We had pretty heavy weather going up the eastern shore of Nova Scotia and even worse (Force 5/6) along the south coast of Newfoundland. Along NS, the wind and waves were on the quarter, and Attalia's being so light they get pretty squirrelly in that kind of situation. The autopilot couldn't cope with it - we had to hand steer. Along NL we were beating and it was a cold and uncomfortable trip to St. Pierre - the autopilot worked well though. On both those legs we were under two reefs. When beating she had a tendency to fall off a wave into a trough with a mighty bang that sounded like we'd hit a rock. It was pretty disconcerting at first!

St. Pierre was a welcome stop. The weather wasn't improving, so we spent a couple of days there. Hit every one of the four restaurants, purchased wine, walked around. It's very French and worth the visit, although there's little in the way of tourist attractions. I was surprised to find that my cell phone worked there - turns out we were only 16 miles from the Burin peninsula and and I was getting a signal from Aliant.

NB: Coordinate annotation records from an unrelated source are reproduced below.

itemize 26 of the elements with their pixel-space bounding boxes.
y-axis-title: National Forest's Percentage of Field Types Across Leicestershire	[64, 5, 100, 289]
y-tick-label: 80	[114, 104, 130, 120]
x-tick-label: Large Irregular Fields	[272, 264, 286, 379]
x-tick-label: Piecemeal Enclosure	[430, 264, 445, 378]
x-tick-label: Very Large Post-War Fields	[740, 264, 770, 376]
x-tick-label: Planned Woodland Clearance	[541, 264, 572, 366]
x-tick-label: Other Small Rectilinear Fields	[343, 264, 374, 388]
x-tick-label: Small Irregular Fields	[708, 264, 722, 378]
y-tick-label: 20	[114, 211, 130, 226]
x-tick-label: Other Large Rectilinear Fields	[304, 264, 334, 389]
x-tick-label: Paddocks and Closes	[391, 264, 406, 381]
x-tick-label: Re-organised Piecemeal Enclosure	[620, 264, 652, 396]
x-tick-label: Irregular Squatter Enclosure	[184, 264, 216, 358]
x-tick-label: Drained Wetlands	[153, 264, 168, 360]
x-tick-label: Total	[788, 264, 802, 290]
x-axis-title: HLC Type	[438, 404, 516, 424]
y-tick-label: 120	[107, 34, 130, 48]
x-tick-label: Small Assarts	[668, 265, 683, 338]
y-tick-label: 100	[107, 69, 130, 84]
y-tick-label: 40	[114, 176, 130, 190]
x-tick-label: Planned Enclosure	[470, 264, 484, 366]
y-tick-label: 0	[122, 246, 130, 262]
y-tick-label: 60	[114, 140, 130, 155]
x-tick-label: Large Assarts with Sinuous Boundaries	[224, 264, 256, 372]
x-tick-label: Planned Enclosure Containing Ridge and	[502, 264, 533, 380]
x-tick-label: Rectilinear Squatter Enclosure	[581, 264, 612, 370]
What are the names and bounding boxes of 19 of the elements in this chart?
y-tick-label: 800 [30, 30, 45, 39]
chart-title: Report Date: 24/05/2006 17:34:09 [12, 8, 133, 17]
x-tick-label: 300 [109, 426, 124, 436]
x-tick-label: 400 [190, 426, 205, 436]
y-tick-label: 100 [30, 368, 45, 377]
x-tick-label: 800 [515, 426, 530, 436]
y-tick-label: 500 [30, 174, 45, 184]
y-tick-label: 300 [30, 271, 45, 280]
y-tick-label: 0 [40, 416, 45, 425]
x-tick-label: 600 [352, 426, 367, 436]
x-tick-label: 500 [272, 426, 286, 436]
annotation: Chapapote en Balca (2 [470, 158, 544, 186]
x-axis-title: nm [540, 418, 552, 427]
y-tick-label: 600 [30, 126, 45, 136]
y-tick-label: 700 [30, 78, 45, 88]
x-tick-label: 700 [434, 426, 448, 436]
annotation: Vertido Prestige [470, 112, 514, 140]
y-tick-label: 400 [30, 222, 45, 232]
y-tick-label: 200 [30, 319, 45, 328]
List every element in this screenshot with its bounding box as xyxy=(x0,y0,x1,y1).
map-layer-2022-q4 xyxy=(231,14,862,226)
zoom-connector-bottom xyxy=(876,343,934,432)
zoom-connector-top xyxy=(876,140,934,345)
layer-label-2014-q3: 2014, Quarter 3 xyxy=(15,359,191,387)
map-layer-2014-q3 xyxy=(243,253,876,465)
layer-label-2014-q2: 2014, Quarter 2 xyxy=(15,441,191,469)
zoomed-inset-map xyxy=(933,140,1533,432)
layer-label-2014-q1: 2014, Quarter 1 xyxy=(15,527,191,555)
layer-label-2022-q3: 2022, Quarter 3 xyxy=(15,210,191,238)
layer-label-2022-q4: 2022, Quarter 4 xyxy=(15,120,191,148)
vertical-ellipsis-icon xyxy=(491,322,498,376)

Generally Voyageur travels well, but is very tender as you undoubtedly know. We find ourselves putting in a first reef at 15 knots and a second at 20. We can furl the 130% genoa to suit, but if I were still in Newfoundland I'd purchase a 100% jib - we hardly ever had the genny fully deployed. We've also got a very small spitfire jib - hardly more than a hankie - that we've only used once but it drives the boat surprisingly well with 15+ knots.

We're looking at the Airhead composting toilet - it's designed for marine use. Practical Sailor did a trial and gave it a thumbs up. Somebody local also found it to be good. We don't have anything for holding tank now - sailing on the Canadian Atlantic coast doesn't require tanks and even if you had one, you'd never find a pumpout. My wife is not 100% convinced about the Airhead, but she's willing to give it a try (especially given the alternative - we were chartering a few years ago with a holding tank and had some unpleasant experiences).

My engine is the original Volvo MD2002. At 18 hp, it seems to move me quite well. I've got a feathering prop that is very nice - I can back up in a straight line with quite adequate control.

I spent a lot of time in Kingston in the 70s and 80s as a cadet and then a signal officer in the army. It's a beautiful city.